1475 Dans la communion des saints " il existe donc entre les fidèles - ceux qui sont en possession de la patrie céleste, ceux qui ont été admis à expier au purgatoire ou ceux qui sont encore en pèlerinage sur la terre - un constant lien d’amour et un abondant échange de tous biens " (ibid.). Dans cet échange admirable, la sainteté de l’un profite aux autres, bien au-delà du dommage que le péché de l’un a pu causer aux autres. Ainsi, le recours à la communion des saints permet au pécheur contrit d’être plus tôt et plus efficacement purifié des peines du péché.

1476 Ces biens spirituels de la communion des saints, nous les appelons aussi le trésor de l’Église, " qui n’est pas une somme de biens, ainsi qu’il en est des richesses matérielles accumulées au cours des siècles, mais qui est le prix infini et inépuisable qu’ont auprès de Dieu les expiations et les mérites du Christ Notre Seigneur, offerts pour que l’humanité soit libérée du péché et parvienne à la communion avec le Père. C’est dans le Christ, notre Rédempteur, que se trouvent en abondance les satisfactions et les mérites de sa rédemption (cf. He 7,23-25 ; 9, 11-28) ".

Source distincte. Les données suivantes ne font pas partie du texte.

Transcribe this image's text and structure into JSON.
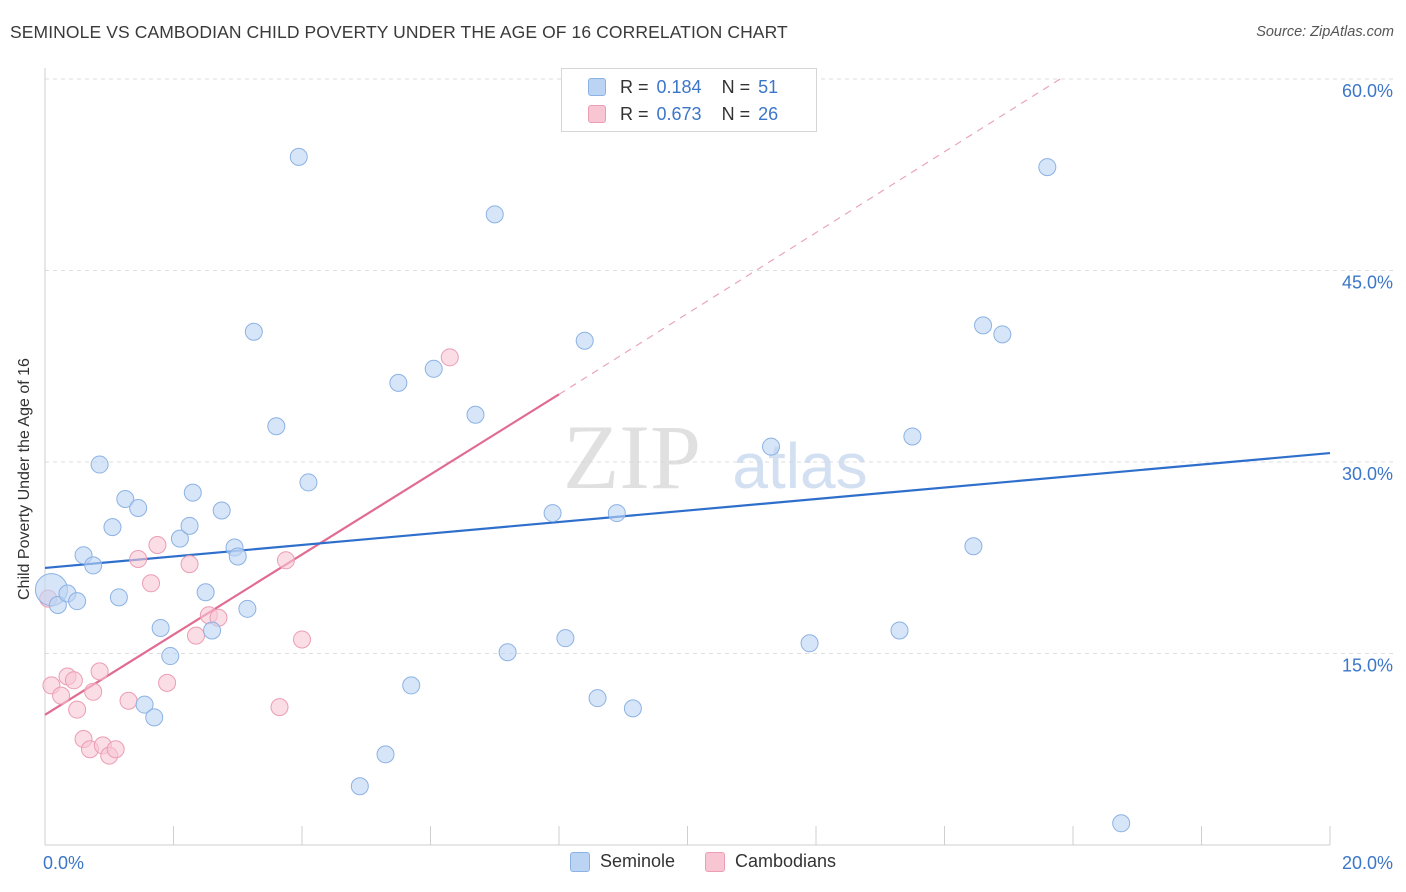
{
  "header": {
    "title": "SEMINOLE VS CAMBODIAN CHILD POVERTY UNDER THE AGE OF 16 CORRELATION CHART",
    "source": "Source: ZipAtlas.com"
  },
  "watermark": {
    "zip": "ZIP",
    "atlas": "atlas"
  },
  "colors": {
    "seminole_fill": "#bcd4f3",
    "seminole_stroke": "#8cb2e4",
    "seminole_line": "#2f6fcc",
    "cambodian_fill": "#f8c6d3",
    "cambodian_stroke": "#eb9db4",
    "cambodian_line": "#e16b91",
    "axis_label": "#3b76c8",
    "grid": "#dddddd"
  },
  "legend": {
    "rows": [
      {
        "r_label": "R =",
        "r_value": "0.184",
        "n_label": "N =",
        "n_value": "51"
      },
      {
        "r_label": "R =",
        "r_value": "0.673",
        "n_label": "N =",
        "n_value": "26"
      }
    ]
  },
  "bottom_legend": {
    "seminole": "Seminole",
    "cambodians": "Cambodians"
  },
  "chart_data": {
    "type": "scatter",
    "title": "SEMINOLE VS CAMBODIAN CHILD POVERTY UNDER THE AGE OF 16 CORRELATION CHART",
    "xlabel": "",
    "ylabel": "Child Poverty Under the Age of 16",
    "xlim": [
      0,
      20
    ],
    "ylim": [
      0,
      60
    ],
    "x_tick_labels": [
      "0.0%",
      "20.0%"
    ],
    "y_ticks": [
      15,
      30,
      45,
      60
    ],
    "y_tick_labels": [
      "15.0%",
      "30.0%",
      "45.0%",
      "60.0%"
    ],
    "grid": true,
    "series": [
      {
        "name": "Seminole",
        "r": 0.184,
        "n": 51,
        "trend": {
          "x0": 0,
          "y0": 21.7,
          "x1": 20,
          "y1": 30.7
        },
        "points": [
          [
            0.1,
            20.0
          ],
          [
            0.2,
            18.8
          ],
          [
            0.35,
            19.7
          ],
          [
            0.5,
            19.1
          ],
          [
            0.6,
            22.7
          ],
          [
            0.75,
            21.9
          ],
          [
            0.85,
            29.8
          ],
          [
            1.05,
            24.9
          ],
          [
            1.15,
            19.4
          ],
          [
            1.25,
            27.1
          ],
          [
            1.45,
            26.4
          ],
          [
            1.55,
            11.0
          ],
          [
            1.7,
            10.0
          ],
          [
            1.8,
            17.0
          ],
          [
            1.95,
            14.8
          ],
          [
            2.1,
            24.0
          ],
          [
            2.25,
            25.0
          ],
          [
            2.3,
            27.6
          ],
          [
            2.5,
            19.8
          ],
          [
            2.6,
            16.8
          ],
          [
            2.75,
            26.2
          ],
          [
            2.95,
            23.3
          ],
          [
            3.0,
            22.6
          ],
          [
            3.15,
            18.5
          ],
          [
            3.25,
            40.2
          ],
          [
            3.6,
            32.8
          ],
          [
            3.95,
            53.9
          ],
          [
            4.1,
            28.4
          ],
          [
            4.9,
            4.6
          ],
          [
            5.3,
            7.1
          ],
          [
            5.5,
            36.2
          ],
          [
            5.7,
            12.5
          ],
          [
            6.05,
            37.3
          ],
          [
            6.7,
            33.7
          ],
          [
            7.0,
            49.4
          ],
          [
            7.2,
            15.1
          ],
          [
            7.9,
            26.0
          ],
          [
            8.1,
            16.2
          ],
          [
            8.4,
            39.5
          ],
          [
            8.6,
            11.5
          ],
          [
            8.9,
            26.0
          ],
          [
            9.15,
            10.7
          ],
          [
            11.3,
            31.2
          ],
          [
            11.9,
            15.8
          ],
          [
            13.3,
            16.8
          ],
          [
            13.5,
            32.0
          ],
          [
            14.45,
            23.4
          ],
          [
            14.6,
            40.7
          ],
          [
            14.9,
            40.0
          ],
          [
            15.6,
            53.1
          ],
          [
            16.75,
            1.7
          ]
        ]
      },
      {
        "name": "Cambodians",
        "r": 0.673,
        "n": 26,
        "trend": {
          "x0": 0,
          "y0": 10.2,
          "x1": 8.0,
          "y1": 35.3,
          "dash_x1": 15.8,
          "dash_y1": 60.0
        },
        "points": [
          [
            0.05,
            19.3
          ],
          [
            0.1,
            12.5
          ],
          [
            0.25,
            11.7
          ],
          [
            0.35,
            13.2
          ],
          [
            0.45,
            12.9
          ],
          [
            0.5,
            10.6
          ],
          [
            0.6,
            8.3
          ],
          [
            0.7,
            7.5
          ],
          [
            0.75,
            12.0
          ],
          [
            0.85,
            13.6
          ],
          [
            0.9,
            7.8
          ],
          [
            1.0,
            7.0
          ],
          [
            1.1,
            7.5
          ],
          [
            1.3,
            11.3
          ],
          [
            1.45,
            22.4
          ],
          [
            1.65,
            20.5
          ],
          [
            1.75,
            23.5
          ],
          [
            1.9,
            12.7
          ],
          [
            2.25,
            22.0
          ],
          [
            2.35,
            16.4
          ],
          [
            2.55,
            18.0
          ],
          [
            2.7,
            17.8
          ],
          [
            3.65,
            10.8
          ],
          [
            3.75,
            22.3
          ],
          [
            4.0,
            16.1
          ],
          [
            6.3,
            38.2
          ]
        ]
      }
    ]
  }
}
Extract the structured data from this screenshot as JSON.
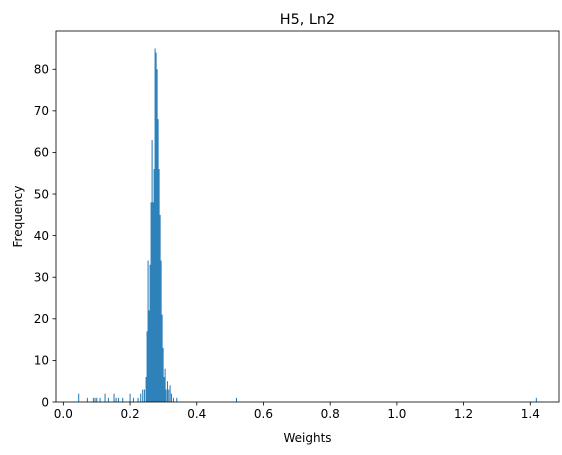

1477 " Appartiennent également à ce trésor le prix vraiment immense, incommensurable et toujours nouveau qu’ont auprès de Dieu les prières et les bonnes œuvres de la bienheureuse Vierge Marie et de tous les saints qui se sont sanctifiés par la grâce du Christ, en marchant sur ses traces, et ont accompli une œuvre agréable au Père, de sorte qu’en travaillant à leur propre salut, ils ont coopéré également au salut de leurs frères dans l’unité du Corps mystique " (Paul VI, const. ap. " Indulgentiarum doctrina " 5).

Obtenir l’indulgence de Dieu par l’Église

1478 L’indulgence s’obtient par l’Église qui, en vertu du pouvoir de lier et de délier qui lui a été accordé par le Christ Jésus, intervient en faveur d’un chrétien et lui ouvre le trésor des mérites du Christ et des saints pour obtenir du Père des miséricordes la remise des peines temporelles dues pour ses péchés. C’est ainsi que l’Église ne veut pas seulement venir en aide à ce chrétien, mais aussi l’inciter à des œuvres de piété, de pénitence et de charité (cf. Paul VI, loc. cit. 8 ; Cc. Trente : DS 1835).

1479 Puisque les fidèles défunts en voie de purification sont aussi membres de la même communion des saints, nous pouvons les aider entre autres en obtenant pour eux des indulgences, de sorte qu’ils soient acquittés des peines temporelles dues pour leurs péchés.